Even though Alex Ferguson has been relieved of his Manchester United ambassadorial duties, his managerial legacy continues to cast a formidable shadow over those who have attempted to replicate his success.
Results under Erik ten Hag were disappointing from the start, and the temporary lifts gained from winning the League and FA Cups were never going to satisfy the modern cohort of fans or the club’s new co-owners.
Ferguson’s extraordinary 26-year tenure enabled United fans to gorge on trophies – an incredible 39 of them.
But it is often conveniently overlooked that the Scot’s first four years were totally barren. However, he was given far more time to turn things around than any of those who succeeded him.
United, who had last won the league in 1967, finished 11th, second, 11th, 13th and sixth in Ferguson’s first five seasons and did not get their hands on the title until 1993 after he had been trying and failing for seven years.
But their subsequent total domestic dominance and two Champions League triumphs utterly changed the expectations of supporters who grew to know only success.
Few could have predicted when Ferguson finally stepped down in 2013, having won the Premier League for an incredible 13th time, that 11 years later United would not only not have won it again but barely been in the mix.

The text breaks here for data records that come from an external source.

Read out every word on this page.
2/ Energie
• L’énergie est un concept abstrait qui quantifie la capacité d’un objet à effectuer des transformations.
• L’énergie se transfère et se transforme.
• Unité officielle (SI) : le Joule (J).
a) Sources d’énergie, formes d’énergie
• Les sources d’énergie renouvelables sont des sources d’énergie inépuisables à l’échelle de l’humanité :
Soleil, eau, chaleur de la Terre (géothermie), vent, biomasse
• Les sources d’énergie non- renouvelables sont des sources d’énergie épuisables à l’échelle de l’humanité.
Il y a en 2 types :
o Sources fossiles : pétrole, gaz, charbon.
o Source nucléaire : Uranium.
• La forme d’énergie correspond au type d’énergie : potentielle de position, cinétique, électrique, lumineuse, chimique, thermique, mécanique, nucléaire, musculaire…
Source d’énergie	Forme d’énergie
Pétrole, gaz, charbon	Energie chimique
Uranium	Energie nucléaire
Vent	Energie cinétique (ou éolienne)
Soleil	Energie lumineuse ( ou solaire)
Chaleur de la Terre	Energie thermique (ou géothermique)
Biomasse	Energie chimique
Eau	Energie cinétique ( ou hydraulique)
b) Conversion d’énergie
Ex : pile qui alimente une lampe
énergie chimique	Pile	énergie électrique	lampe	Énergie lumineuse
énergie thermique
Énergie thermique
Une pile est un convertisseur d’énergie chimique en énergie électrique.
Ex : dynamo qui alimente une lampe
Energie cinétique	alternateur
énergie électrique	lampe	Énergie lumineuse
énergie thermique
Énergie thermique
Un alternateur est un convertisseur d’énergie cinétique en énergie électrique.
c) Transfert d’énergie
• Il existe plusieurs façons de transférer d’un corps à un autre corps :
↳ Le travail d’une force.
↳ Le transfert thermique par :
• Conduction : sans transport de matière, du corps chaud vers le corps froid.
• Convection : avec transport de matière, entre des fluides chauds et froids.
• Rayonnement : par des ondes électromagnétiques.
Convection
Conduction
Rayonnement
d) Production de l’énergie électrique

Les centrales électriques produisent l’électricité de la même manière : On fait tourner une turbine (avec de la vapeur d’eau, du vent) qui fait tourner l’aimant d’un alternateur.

Ferguson pretty much personally anointed fellow Scot David Moyes as his successor but the gritty realism that kept Everton hovering in the top half of the table did not transfer to a squad of superstars and he was kicked out after a year, having overseen a seventh-placed finish, United’s worst for 24 years.
Dutchman Louis van Gaal was a distant figure the fans did not take to and lasted 22 largely forgettable months, opening the door for the “Special One” Jose Mourinho.

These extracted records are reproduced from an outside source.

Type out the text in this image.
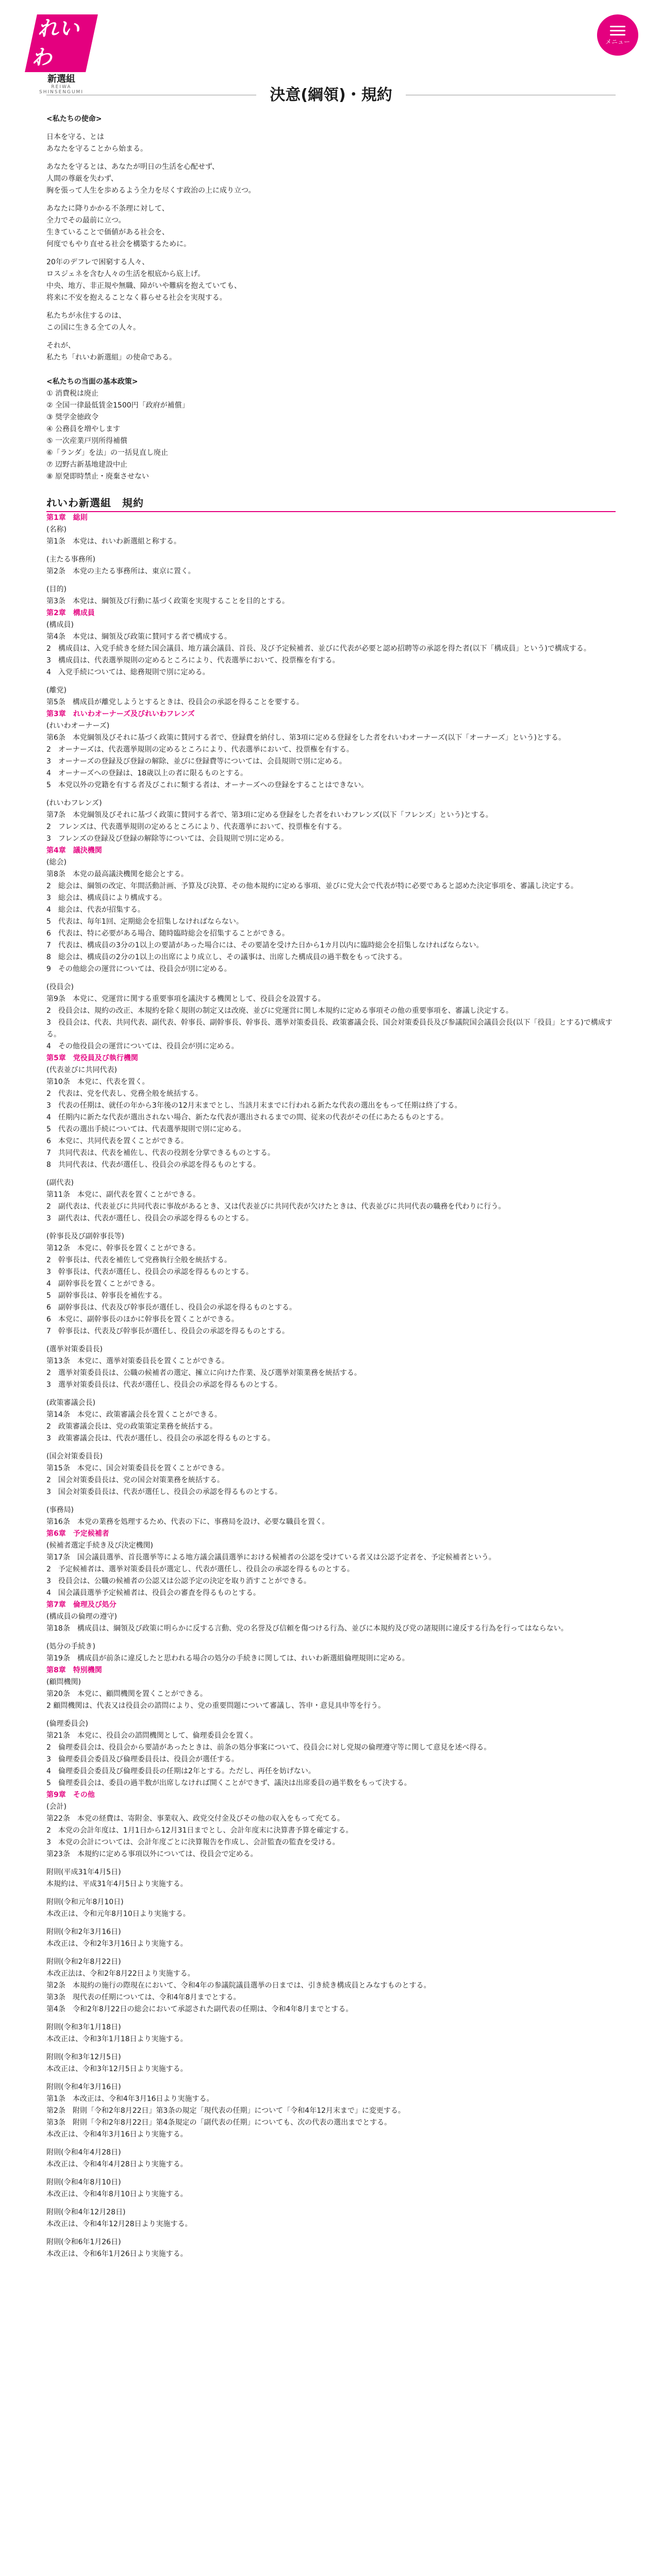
れいわ
新選組
REIWA SHINSENGUMI
メニュー
決意(綱領)・規約

<私たちの使命>

日本を守る、とは

あなたを守ることから始まる。

あなたを守るとは、あなたが明日の生活を心配せず、

人間の尊厳を失わず、

胸を張って人生を歩めるよう全力を尽くす政治の上に成り立つ。

あなたに降りかかる不条理に対して、

全力でその最前に立つ。

生きていることで価値がある社会を、

何度でもやり直せる社会を構築するために。

20年のデフレで困窮する人々、

ロスジェネを含む人々の生活を根底から底上げ。

中央、地方、非正規や無職、障がいや難病を抱えていても、

将来に不安を抱えることなく暮らせる社会を実現する。

私たちが永住するのは、

この国に生きる全ての人々。

それが、

私たち「れいわ新選組」の使命である。

<私たちの当面の基本政策>

① 消費税は廃止

② 全国一律最低賃金1500円「政府が補償」

③ 奨学金徳政令

④ 公務員を増やします

⑤ 一次産業戸別所得補償

⑥「ランダ」を法」の一括見直し廃止

⑦ 辺野古新基地建設中止

⑧ 原発即時禁止・廃棄させない

れいわ新選組　規約

第1章　総則

(名称)

第1条　本党は、れいわ新選組と称する。

(主たる事務所)

第2条　本党の主たる事務所は、東京に置く。

(目的)

第3条　本党は、綱領及び行動に基づく政策を実現することを目的とする。

第2章　構成員

(構成員)

第4条　本党は、綱領及び政策に賛同する者で構成する。

2　構成員は、入党手続きを経た国会議員、地方議会議員、首長、及び予定候補者、並びに代表が必要と認め招聘等の承認を得た者(以下「構成員」という)で構成する。

3　構成員は、代表選挙規則の定めるところにより、代表選挙において、投票権を有する。

4　入党手続については、総務規則で別に定める。

(離党)

第5条　構成員が離党しようとするときは、役員会の承認を得ることを要する。

第3章　れいわオーナーズ及びれいわフレンズ

(れいわオーナーズ)

第6条　本党綱領及びそれに基づく政策に賛同する者で、登録費を納付し、第3項に定める登録をした者をれいわオーナーズ(以下「オーナーズ」という)とする。

2　オーナーズは、代表選挙規則の定めるところにより、代表選挙において、投票権を有する。

3　オーナーズの登録及び登録の解除、並びに登録費等については、会員規則で別に定める。

4　オーナーズへの登録は、18歳以上の者に限るものとする。

5　本党以外の党籍を有する者及びこれに類する者は、オーナーズへの登録をすることはできない。

(れいわフレンズ)

第7条　本党綱領及びそれに基づく政策に賛同する者で、第3項に定める登録をした者をれいわフレンズ(以下「フレンズ」という)とする。

2　フレンズは、代表選挙規則の定めるところにより、代表選挙において、投票権を有する。

3　フレンズの登録及び登録の解除等については、会員規則で別に定める。

第4章　議決機関

(総会)

第8条　本党の最高議決機関を総会とする。

2　総会は、綱領の改定、年間活動計画、予算及び決算、その他本規約に定める事項、並びに党大会で代表が特に必要であると認めた決定事項を、審議し決定する。

3　総会は、構成員により構成する。

4　総会は、代表が招集する。

5　代表は、毎年1回、定期総会を招集しなければならない。

6　代表は、特に必要がある場合、随時臨時総会を招集することができる。

7　代表は、構成員の3分の1以上の要請があった場合には、その要請を受けた日から1カ月以内に臨時総会を招集しなければならない。

8　総会は、構成員の2分の1以上の出席により成立し、その議事は、出席した構成員の過半数をもって決する。

9　その他総会の運営については、役員会が別に定める。

(役員会)

第9条　本党に、党運営に関する重要事項を議決する機関として、役員会を設置する。

2　役員会は、規約の改正、本規約を除く規則の制定又は改廃、並びに党運営に関し本規約に定める事項その他の重要事項を、審議し決定する。

3　役員会は、代表、共同代表、副代表、幹事長、副幹事長、幹事長、選挙対策委員長、政策審議会長、国会対策委員長及び参議院国会議員会長(以下「役員」とする)で構成する。

4　その他役員会の運営については、役員会が別に定める。

第5章　党役員及び執行機関

(代表並びに共同代表)

第10条　本党に、代表を置く。

2　代表は、党を代表し、党務全般を統括する。

3　代表の任期は、就任の年から3年後の12月末までとし、当該月末までに行われる新たな代表の選出をもって任期は終了する。

4　任期内に新たな代表が選出されない場合、新たな代表が選出されるまでの間、従来の代表がその任にあたるものとする。

5　代表の選出手続については、代表選挙規則で別に定める。

6　本党に、共同代表を置くことができる。

7　共同代表は、代表を補佐し、代表の役割を分掌できるものとする。

8　共同代表は、代表が選任し、役員会の承認を得るものとする。

(副代表)

第11条　本党に、副代表を置くことができる。

2　副代表は、代表並びに共同代表に事故があるとき、又は代表並びに共同代表が欠けたときは、代表並びに共同代表の職務を代わりに行う。

3　副代表は、代表が選任し、役員会の承認を得るものとする。

(幹事長及び副幹事長等)

第12条　本党に、幹事長を置くことができる。

2　幹事長は、代表を補佐して党務執行全般を統括する。

3　幹事長は、代表が選任し、役員会の承認を得るものとする。

4　副幹事長を置くことができる。

5　副幹事長は、幹事長を補佐する。

6　副幹事長は、代表及び幹事長が選任し、役員会の承認を得るものとする。

6　本党に、副幹事長のほかに幹事長を置くことができる。

7　幹事長は、代表及び幹事長が選任し、役員会の承認を得るものとする。

(選挙対策委員長)

第13条　本党に、選挙対策委員長を置くことができる。

2　選挙対策委員長は、公職の候補者の選定、擁立に向けた作業、及び選挙対策業務を統括する。

3　選挙対策委員長は、代表が選任し、役員会の承認を得るものとする。

(政策審議会長)

第14条　本党に、政策審議会長を置くことができる。

2　政策審議会長は、党の政策策定業務を統括する。

3　政策審議会長は、代表が選任し、役員会の承認を得るものとする。

(国会対策委員長)

第15条　本党に、国会対策委員長を置くことができる。

2　国会対策委員長は、党の国会対策業務を統括する。

3　国会対策委員長は、代表が選任し、役員会の承認を得るものとする。

(事務局)

第16条　本党の業務を処理するため、代表の下に、事務局を設け、必要な職員を置く。

第6章　予定候補者

(候補者選定手続き及び決定機関)

第17条　国会議員選挙、首長選挙等による地方議会議員選挙における候補者の公認を受けている者又は公認予定者を、予定候補者という。

2　予定候補者は、選挙対策委員長が選定し、代表が選任し、役員会の承認を得るものとする。

3　役員会は、公職の候補者の公認又は公認予定の決定を取り消すことができる。

4　国会議員選挙予定候補者は、役員会の審査を得るものとする。

第7章　倫理及び処分

(構成員の倫理の遵守)

第18条　構成員は、綱領及び政策に明らかに反する言動、党の名誉及び信頼を傷つける行為、並びに本規約及び党の諸規則に違反する行為を行ってはならない。

(処分の手続き)

第19条　構成員が前条に違反したと思われる場合の処分の手続きに関しては、れいわ新選組倫理規則に定める。

第8章　特別機関

(顧問機関)

第20条　本党に、顧問機関を置くことができる。

2 顧問機関は、代表又は役員会の諮問により、党の重要問題について審議し、答申・意見具申等を行う。

(倫理委員会)

第21条　本党に、役員会の諮問機関として、倫理委員会を置く。

2　倫理委員会は、役員会から要請があったときは、前条の処分事案について、役員会に対し党規の倫理遵守等に関して意見を述べ得る。

3　倫理委員会委員及び倫理委員長は、役員会が選任する。

4　倫理委員会委員及び倫理委員長の任期は2年とする。ただし、再任を妨げない。

5　倫理委員会は、委員の過半数が出席しなければ開くことができず、議決は出席委員の過半数をもって決する。

第9章　その他

(会計)

第22条　本党の経費は、寄附金、事業収入、政党交付金及びその他の収入をもって充てる。

2　本党の会計年度は、1月1日から12月31日までとし、会計年度末に決算書予算を確定する。

3　本党の会計については、会計年度ごとに決算報告を作成し、会計監査の監査を受ける。

第23条　本規約に定める事項以外については、役員会で定める。

附則(平成31年4月5日)

本規約は、平成31年4月5日より実施する。

附則(令和元年8月10日)

本改正は、令和元年8月10日より実施する。

附則(令和2年3月16日)

本改正は、令和2年3月16日より実施する。

附則(令和2年8月22日)

本改正法は、令和2年8月22日より実施する。

第2条　本規約の施行の際現在において、令和4年の参議院議員選挙の日までは、引き続き構成員とみなすものとする。

第3条　現代表の任期については、令和4年8月までとする。

第4条　令和2年8月22日の総会において承認された副代表の任期は、令和4年8月までとする。

附則(令和3年1月18日)

本改正は、令和3年1月18日より実施する。

附則(令和3年12月5日)

本改正は、令和3年12月5日より実施する。

附則(令和4年3月16日)

第1条　本改正は、令和4年3月16日より実施する。

第2条　附則「令和2年8月22日」第3条の規定「現代表の任期」について「令和4年12月末まで」に変更する。

第3条　附則「令和2年8月22日」第4条規定の「副代表の任期」についても、次の代表の選出までとする。

本改正は、令和4年3月16日より実施する。

附則(令和4年4月28日)

本改正は、令和4年4月28日より実施する。

附則(令和4年8月10日)

本改正は、令和4年8月10日より実施する。

附則(令和4年12月28日)

本改正は、令和4年12月28日より実施する。

附則(令和6年1月26日)

本改正は、令和6年1月26日より実施する。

Finally, supporters felt, they had got a manager with a swaggering ego perfectly matched for their perceived top-dog status even as on the pitch they were again falling behind Liverpool and, most unbearably, Manchester City.
Mourinho did bring European glory back but the Europa League was not where United felt they should be and he too lasted only just over two seasons.

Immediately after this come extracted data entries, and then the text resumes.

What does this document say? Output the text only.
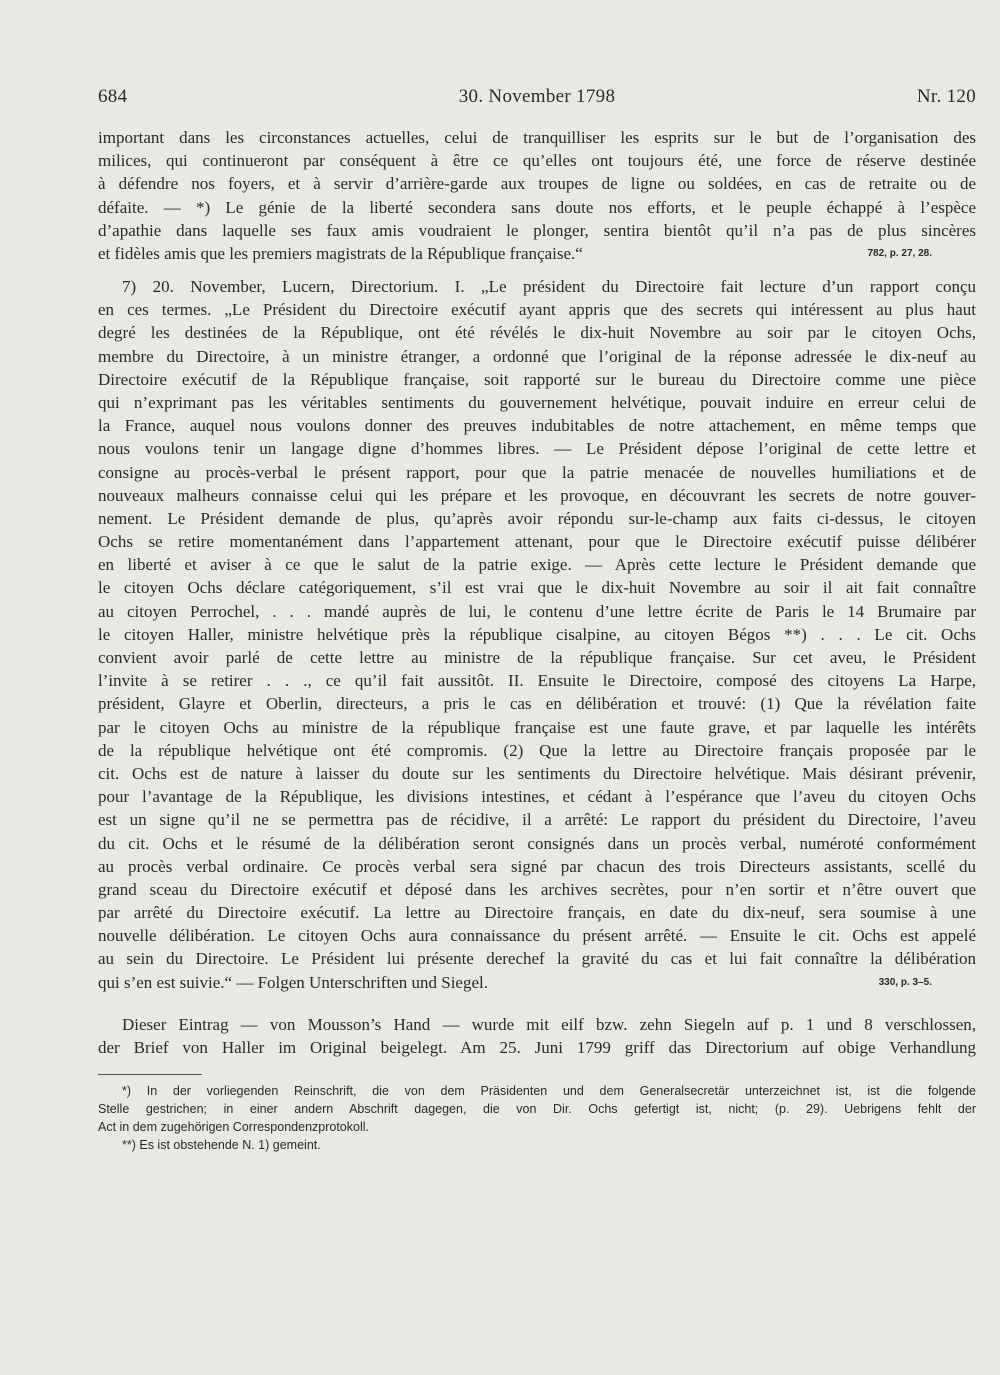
684	30. November 1798	Nr. 120
important dans les circonstances actuelles, celui de tranquilliser les esprits sur le but de l’organisation des
milices, qui continueront par conséquent à être ce qu’elles ont toujours été, une force de réserve destinée
à défendre nos foyers, et à servir d’arrière-garde aux troupes de ligne ou soldées, en cas de retraite ou de
défaite. — *) Le génie de la liberté secondera sans doute nos efforts, et le peuple échappé à l’espèce
d’apathie dans laquelle ses faux amis voudraient le plonger, sentira bientôt qu’il n’a pas de plus sincères
et fidèles amis que les premiers magistrats de la République française.“	782, p. 27, 28.
7) 20. November, Lucern, Directorium. I. „Le président du Directoire fait lecture d’un rapport conçu
en ces termes. „Le Président du Directoire exécutif ayant appris que des secrets qui intéressent au plus haut
degré les destinées de la République, ont été révélés le dix-huit Novembre au soir par le citoyen Ochs,
membre du Directoire, à un ministre étranger, a ordonné que l’original de la réponse adressée le dix-neuf au
Directoire exécutif de la République française, soit rapporté sur le bureau du Directoire comme une pièce
qui n’exprimant pas les véritables sentiments du gouvernement helvétique, pouvait induire en erreur celui de
la France, auquel nous voulons donner des preuves indubitables de notre attachement, en même temps que
nous voulons tenir un langage digne d’hommes libres. — Le Président dépose l’original de cette lettre et
consigne au procès-verbal le présent rapport, pour que la patrie menacée de nouvelles humiliations et de
nouveaux malheurs connaisse celui qui les prépare et les provoque, en découvrant les secrets de notre gouver-
nement. Le Président demande de plus, qu’après avoir répondu sur-le-champ aux faits ci-dessus, le citoyen
Ochs se retire momentanément dans l’appartement attenant, pour que le Directoire exécutif puisse délibérer
en liberté et aviser à ce que le salut de la patrie exige. — Après cette lecture le Président demande que
le citoyen Ochs déclare catégoriquement, s’il est vrai que le dix-huit Novembre au soir il ait fait connaître
au citoyen Perrochel, . . . mandé auprès de lui, le contenu d’une lettre écrite de Paris le 14 Brumaire par
le citoyen Haller, ministre helvétique près la république cisalpine, au citoyen Bégos **) . . . Le cit. Ochs
convient avoir parlé de cette lettre au ministre de la république française. Sur cet aveu, le Président
l’invite à se retirer . . ., ce qu’il fait aussitôt. II. Ensuite le Directoire, composé des citoyens La Harpe,
président, Glayre et Oberlin, directeurs, a pris le cas en délibération et trouvé: (1) Que la révélation faite
par le citoyen Ochs au ministre de la république française est une faute grave, et par laquelle les intérêts
de la république helvétique ont été compromis. (2) Que la lettre au Directoire français proposée par le
cit. Ochs est de nature à laisser du doute sur les sentiments du Directoire helvétique. Mais désirant prévenir,
pour l’avantage de la République, les divisions intestines, et cédant à l’espérance que l’aveu du citoyen Ochs
est un signe qu’il ne se permettra pas de récidive, il a arrêté: Le rapport du président du Directoire, l’aveu
du cit. Ochs et le résumé de la délibération seront consignés dans un procès verbal, numéroté conformément
au procès verbal ordinaire. Ce procès verbal sera signé par chacun des trois Directeurs assistants, scellé du
grand sceau du Directoire exécutif et déposé dans les archives secrètes, pour n’en sortir et n’être ouvert que
par arrêté du Directoire exécutif. La lettre au Directoire français, en date du dix-neuf, sera soumise à une
nouvelle délibération. Le citoyen Ochs aura connaissance du présent arrêté. — Ensuite le cit. Ochs est appelé
au sein du Directoire. Le Président lui présente derechef la gravité du cas et lui fait connaître la délibération
qui s’en est suivie.“ — Folgen Unterschriften und Siegel.	330, p. 3–5.
Dieser Eintrag — von Mousson’s Hand — wurde mit eilf bzw. zehn Siegeln auf p. 1 und 8 verschlossen,
der Brief von Haller im Original beigelegt. Am 25. Juni 1799 griff das Directorium auf obige Verhandlung
*) In der vorliegenden Reinschrift, die von dem Präsidenten und dem Generalsecretär unterzeichnet ist, ist die folgende
Stelle gestrichen; in einer andern Abschrift dagegen, die von Dir. Ochs gefertigt ist, nicht; (p. 29). Uebrigens fehlt der
Act in dem zugehörigen Correspondenzprotokoll.
**) Es ist obstehende N. 1) gemeint.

Next up was Ole Gunnar Solskjaer, who provided probably the most dramatic moment in the club’s rich history with his stoppage-time winner in the 1999 Champions League final to clinch the treble.
Despite a bottomless well of goodwill that did not work either and the short-term appointment of Ralf Rangnick merely seemed to underline the mess the club had got itself into.
Ten Hag took over in 2022, but from the start he seemed an uncomfortable fit.
The Dutchman was not, of course, helped by the often-wretched displays of the biggest names at the club, some whom he inherited but many he brought in via a two-year, half-billion pounds spending spree.
Antony, Manuel Ugarte, Matthijs de Ligt, Leny Yoro, Joshua Zirkzee, Mason Mount, Casemiro and Rasmus Hojlund all cost big fees, but it is hard to imagine any of them getting in the Aston Villa first team let alone City’s.
With every defeat, ten Hag’s deadpan analysis and seemingly bottomless collection of excuses left the fans ever-more angry and crying out for some passion.
That instead came from former players-turned-pundits such as Roy Keane and Gary Neville, who rained down opprobrium on the players and manager almost on a weekly basis.
They have become the voice of Ferguson, who has publicly kept his counsel through each management failure but whose shadow – metaphorically and literally from his place high in the stands – remains the silver-plated yardstick by which each successor is measured.
Being the manager of England has long been described as football’s impossible job but sitting in the Old Trafford dugout in the post-Ferguson era could well have supplanted it.
The added frustration for United is that if they made the decision to sack ten Hag a month ago then respected German coach Thomas Tuchel could well have been getting stuck into the United job, rather than preparing to take over the national team.